- By Gail Schontzler Chronicle Staff Writer
- Apr 7, 2016
Montana State University leaders voted Wednesday to recognize Indigenous Peoples’ Day, joining a growing number of universities replacing Columbus Day with a day honoring American Indians and native people around the world.
After the near-unanimous voice vote by 30 campus leaders on the University Council, the council applauded the Native American studies faculty and students who spent months seeking support from the Bozeman City Commission, Student Senate, Faculty Senate and other campus groups.
“It has been a very emotional ride,” said Meg Singer, a graduate student and member of the Navajo tribe. Singer said when the Associated Students of MSU Senate passed a unanimous resolution and student senators voted “yes after yes after yes,” it told her that “people actually understand” what Native Americans have endured.
Marsha Small, a Native American studies adjunct instructor and member of the Northern Cheyenne tribe, initiated the effort, said Walter Fleming, Native American studies department chairman.
Recognizing Indigenous Peoples’ Day is more than merely symbolic, Small said.
“History is not so pretty,” she said. Celebrating Columbus as a hero and discoverer of America is false, she said. Children and grandchildren must not be taught that he was a hero, she said, but a slave trader who committed atrocious acts and unleashed a “holocaust” on indigenous peoples.
Matt Herman, associate professor of Native American studies, said he is excited and proud that MSU is one of the first universities to recognize Indigenous Peoples’ Day. At Brown University, Herman said, the proposal split the Rhode Island campus and community and become quite contentious.
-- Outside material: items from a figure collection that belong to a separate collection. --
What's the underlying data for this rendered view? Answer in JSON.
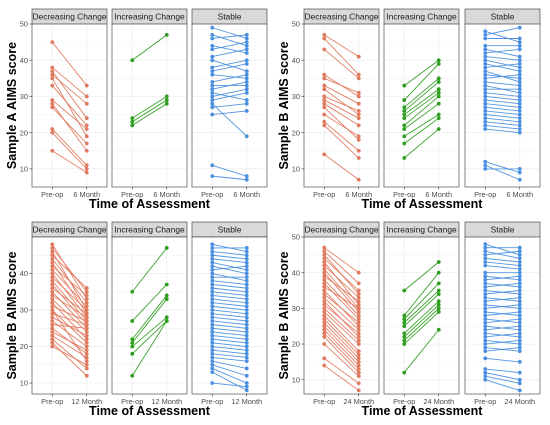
{
  "colors": {
    "decreasing": "#E07A5F",
    "increasing": "#2E9E1F",
    "stable": "#4A8FE0",
    "strip_bg": "#D9D9D9",
    "grid": "#EBEBEB"
  },
  "chart_data": [
    {
      "type": "line",
      "ylabel": "Sample A AIMS score",
      "xlabel": "Time of Assessment",
      "x_ticks": [
        "Pre-op",
        "6 Month"
      ],
      "ylim": [
        5,
        50
      ],
      "y_ticks": [
        10,
        20,
        30,
        40,
        50
      ],
      "facets": [
        "Decreasing Change",
        "Increasing Change",
        "Stable"
      ],
      "grid": true,
      "series": [
        {
          "group": "Decreasing Change",
          "pairs": [
            [
              45,
              33
            ],
            [
              38,
              30
            ],
            [
              37,
              24
            ],
            [
              36,
              28
            ],
            [
              35,
              19
            ],
            [
              33,
              22
            ],
            [
              29,
              21
            ],
            [
              28,
              15
            ],
            [
              27,
              17
            ],
            [
              21,
              11
            ],
            [
              20,
              10
            ],
            [
              15,
              9
            ]
          ]
        },
        {
          "group": "Increasing Change",
          "pairs": [
            [
              40,
              47
            ],
            [
              24,
              30
            ],
            [
              22,
              28
            ],
            [
              23,
              29
            ]
          ]
        },
        {
          "group": "Stable",
          "pairs": [
            [
              49,
              46
            ],
            [
              47,
              44
            ],
            [
              46,
              47
            ],
            [
              44,
              42
            ],
            [
              43,
              45
            ],
            [
              41,
              43
            ],
            [
              40,
              37
            ],
            [
              38,
              40
            ],
            [
              37,
              39
            ],
            [
              36,
              35
            ],
            [
              34,
              36
            ],
            [
              33,
              33
            ],
            [
              32,
              34
            ],
            [
              31,
              29
            ],
            [
              30,
              32
            ],
            [
              29,
              31
            ],
            [
              27,
              28
            ],
            [
              25,
              26
            ],
            [
              11,
              8
            ],
            [
              8,
              7
            ],
            [
              28,
              19
            ]
          ]
        }
      ]
    },
    {
      "type": "line",
      "ylabel": "Sample B AIMS score",
      "xlabel": "Time of Assessment",
      "x_ticks": [
        "Pre-op",
        "6 Month"
      ],
      "ylim": [
        5,
        50
      ],
      "y_ticks": [
        10,
        20,
        30,
        40,
        50
      ],
      "facets": [
        "Decreasing Change",
        "Increasing Change",
        "Stable"
      ],
      "grid": true,
      "series": [
        {
          "group": "Decreasing Change",
          "pairs": [
            [
              47,
              41
            ],
            [
              46,
              36
            ],
            [
              43,
              35
            ],
            [
              36,
              30
            ],
            [
              35,
              31
            ],
            [
              33,
              28
            ],
            [
              32,
              25
            ],
            [
              30,
              26
            ],
            [
              29,
              24
            ],
            [
              28,
              22
            ],
            [
              25,
              19
            ],
            [
              23,
              15
            ],
            [
              22,
              13
            ],
            [
              14,
              7
            ],
            [
              27,
              18
            ]
          ]
        },
        {
          "group": "Increasing Change",
          "pairs": [
            [
              33,
              40
            ],
            [
              29,
              39
            ],
            [
              27,
              35
            ],
            [
              25,
              32
            ],
            [
              24,
              31
            ],
            [
              22,
              30
            ],
            [
              21,
              28
            ],
            [
              19,
              25
            ],
            [
              17,
              24
            ],
            [
              13,
              21
            ],
            [
              26,
              34
            ]
          ]
        },
        {
          "group": "Stable",
          "pairs": [
            [
              48,
              45
            ],
            [
              47,
              49
            ],
            [
              46,
              46
            ],
            [
              44,
              44
            ],
            [
              43,
              41
            ],
            [
              42,
              43
            ],
            [
              41,
              40
            ],
            [
              40,
              38
            ],
            [
              39,
              37
            ],
            [
              38,
              39
            ],
            [
              37,
              34
            ],
            [
              36,
              35
            ],
            [
              35,
              36
            ],
            [
              34,
              33
            ],
            [
              33,
              31
            ],
            [
              32,
              32
            ],
            [
              31,
              30
            ],
            [
              30,
              29
            ],
            [
              29,
              28
            ],
            [
              28,
              27
            ],
            [
              27,
              26
            ],
            [
              26,
              25
            ],
            [
              25,
              24
            ],
            [
              24,
              23
            ],
            [
              23,
              22
            ],
            [
              22,
              21
            ],
            [
              21,
              20
            ],
            [
              12,
              9
            ],
            [
              11,
              7
            ],
            [
              10,
              10
            ]
          ]
        }
      ]
    },
    {
      "type": "line",
      "ylabel": "Sample B AIMS score",
      "xlabel": "Time of Assessment",
      "x_ticks": [
        "Pre-op",
        "12 Month"
      ],
      "ylim": [
        7,
        50
      ],
      "y_ticks": [
        10,
        20,
        30,
        40
      ],
      "facets": [
        "Decreasing Change",
        "Increasing Change",
        "Stable"
      ],
      "grid": true,
      "series": [
        {
          "group": "Decreasing Change",
          "pairs": [
            [
              48,
              33
            ],
            [
              47,
              35
            ],
            [
              46,
              30
            ],
            [
              45,
              36
            ],
            [
              44,
              32
            ],
            [
              43,
              29
            ],
            [
              42,
              34
            ],
            [
              41,
              31
            ],
            [
              40,
              28
            ],
            [
              39,
              30
            ],
            [
              38,
              27
            ],
            [
              37,
              26
            ],
            [
              36,
              29
            ],
            [
              35,
              25
            ],
            [
              34,
              28
            ],
            [
              33,
              24
            ],
            [
              32,
              22
            ],
            [
              31,
              27
            ],
            [
              30,
              21
            ],
            [
              29,
              26
            ],
            [
              28,
              23
            ],
            [
              27,
              20
            ],
            [
              26,
              25
            ],
            [
              25,
              18
            ],
            [
              24,
              19
            ],
            [
              23,
              17
            ],
            [
              22,
              14
            ],
            [
              21,
              12
            ],
            [
              20,
              15
            ],
            [
              30,
              16
            ]
          ]
        },
        {
          "group": "Increasing Change",
          "pairs": [
            [
              35,
              47
            ],
            [
              27,
              37
            ],
            [
              22,
              34
            ],
            [
              21,
              33
            ],
            [
              20,
              28
            ],
            [
              18,
              27
            ],
            [
              12,
              27
            ]
          ]
        },
        {
          "group": "Stable",
          "pairs": [
            [
              48,
              46
            ],
            [
              47,
              47
            ],
            [
              46,
              45
            ],
            [
              45,
              44
            ],
            [
              44,
              43
            ],
            [
              43,
              41
            ],
            [
              42,
              40
            ],
            [
              41,
              42
            ],
            [
              40,
              38
            ],
            [
              39,
              39
            ],
            [
              38,
              37
            ],
            [
              37,
              36
            ],
            [
              36,
              35
            ],
            [
              35,
              34
            ],
            [
              34,
              33
            ],
            [
              33,
              32
            ],
            [
              32,
              31
            ],
            [
              31,
              30
            ],
            [
              30,
              29
            ],
            [
              29,
              28
            ],
            [
              28,
              27
            ],
            [
              27,
              26
            ],
            [
              26,
              25
            ],
            [
              25,
              24
            ],
            [
              24,
              23
            ],
            [
              23,
              22
            ],
            [
              22,
              21
            ],
            [
              21,
              20
            ],
            [
              20,
              19
            ],
            [
              19,
              18
            ],
            [
              18,
              17
            ],
            [
              17,
              16
            ],
            [
              16,
              14
            ],
            [
              15,
              12
            ],
            [
              14,
              10
            ],
            [
              13,
              8
            ],
            [
              10,
              9
            ]
          ]
        }
      ]
    },
    {
      "type": "line",
      "ylabel": "Sample B AIMS score",
      "xlabel": "Time of Assessment",
      "x_ticks": [
        "Pre-op",
        "24 Month"
      ],
      "ylim": [
        6,
        50
      ],
      "y_ticks": [
        10,
        20,
        30,
        40,
        50
      ],
      "facets": [
        "Decreasing Change",
        "Increasing Change",
        "Stable"
      ],
      "grid": true,
      "series": [
        {
          "group": "Decreasing Change",
          "pairs": [
            [
              47,
              40
            ],
            [
              46,
              37
            ],
            [
              45,
              34
            ],
            [
              44,
              35
            ],
            [
              43,
              31
            ],
            [
              42,
              33
            ],
            [
              41,
              30
            ],
            [
              40,
              29
            ],
            [
              39,
              32
            ],
            [
              38,
              28
            ],
            [
              37,
              27
            ],
            [
              36,
              30
            ],
            [
              35,
              25
            ],
            [
              34,
              26
            ],
            [
              33,
              24
            ],
            [
              32,
              22
            ],
            [
              31,
              23
            ],
            [
              30,
              21
            ],
            [
              29,
              20
            ],
            [
              28,
              18
            ],
            [
              27,
              17
            ],
            [
              26,
              16
            ],
            [
              25,
              15
            ],
            [
              24,
              14
            ],
            [
              23,
              13
            ],
            [
              22,
              12
            ],
            [
              20,
              11
            ],
            [
              14,
              7
            ],
            [
              16,
              9
            ]
          ]
        },
        {
          "group": "Increasing Change",
          "pairs": [
            [
              35,
              43
            ],
            [
              28,
              40
            ],
            [
              27,
              37
            ],
            [
              26,
              35
            ],
            [
              25,
              34
            ],
            [
              23,
              32
            ],
            [
              22,
              31
            ],
            [
              21,
              30
            ],
            [
              20,
              29
            ],
            [
              12,
              24
            ]
          ]
        },
        {
          "group": "Stable",
          "pairs": [
            [
              48,
              45
            ],
            [
              47,
              47
            ],
            [
              46,
              44
            ],
            [
              45,
              46
            ],
            [
              44,
              43
            ],
            [
              43,
              42
            ],
            [
              42,
              41
            ],
            [
              40,
              40
            ],
            [
              39,
              38
            ],
            [
              38,
              39
            ],
            [
              37,
              36
            ],
            [
              36,
              37
            ],
            [
              35,
              34
            ],
            [
              34,
              35
            ],
            [
              33,
              32
            ],
            [
              32,
              33
            ],
            [
              31,
              30
            ],
            [
              30,
              31
            ],
            [
              29,
              28
            ],
            [
              28,
              29
            ],
            [
              27,
              26
            ],
            [
              26,
              27
            ],
            [
              25,
              24
            ],
            [
              24,
              25
            ],
            [
              23,
              22
            ],
            [
              22,
              23
            ],
            [
              21,
              20
            ],
            [
              20,
              21
            ],
            [
              19,
              18
            ],
            [
              18,
              19
            ],
            [
              16,
              15
            ],
            [
              13,
              12
            ],
            [
              12,
              10
            ],
            [
              11,
              9
            ],
            [
              10,
              7
            ]
          ]
        }
      ]
    }
  ]
}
Others recognizing Indigenous Peoples Day include the University of California at Berkeley, University of Oklahoma, Minneapolis, Seattle and Alaska, the New York Times reported.
Randy Babbitt, physics professor and Faculty Senate chair, said the MSU faculty had endorsed it unanimously. Bob Hawks, former Bozeman major and state senator, called the recognition “long overdue.”
President Waded Cruzado said traditionally the university has swapped Columbus Day, the second Monday in October, with the Friday after Thanksgiving, so employees and students get a four-day Thanksgiving break, and that practice would not change.
Tracy Ellig, MSU spokesman, who suggested voting immediately rather than waiting a month, said Indigenous Peoples’ Day would likely be recognized with campus events, much like celebrations held on American Indian Day in September.
The University Council resolution says that the Montana Constitution recognizes the cultural heritage of indigenous people and education to preserve their culture, that as a land-grant university MSU is committed to equality for all, and it “values the history, thought, culture and technology that indigenous peoples have contributed.” The resolution contains no mention of Columbus or atrocities.
The lone no vote on the resolution came from Sylvia Sparkman, chair of MSU’s Staff Council, which represents hundreds of employees, from secretaries to clerks, laborers, accountants, doctors and attorneys.
The Staff Council is fine with the idea of recognizing Indigenous Peoples’ Day in principle, she said, but it was divided 7-6 on the resolution. That was not because they were being racist, uncooperative or unsympathetic, she said, but because of the way the resolution would be implemented, by replacing Columbus Day and “replacing one heritage with another.”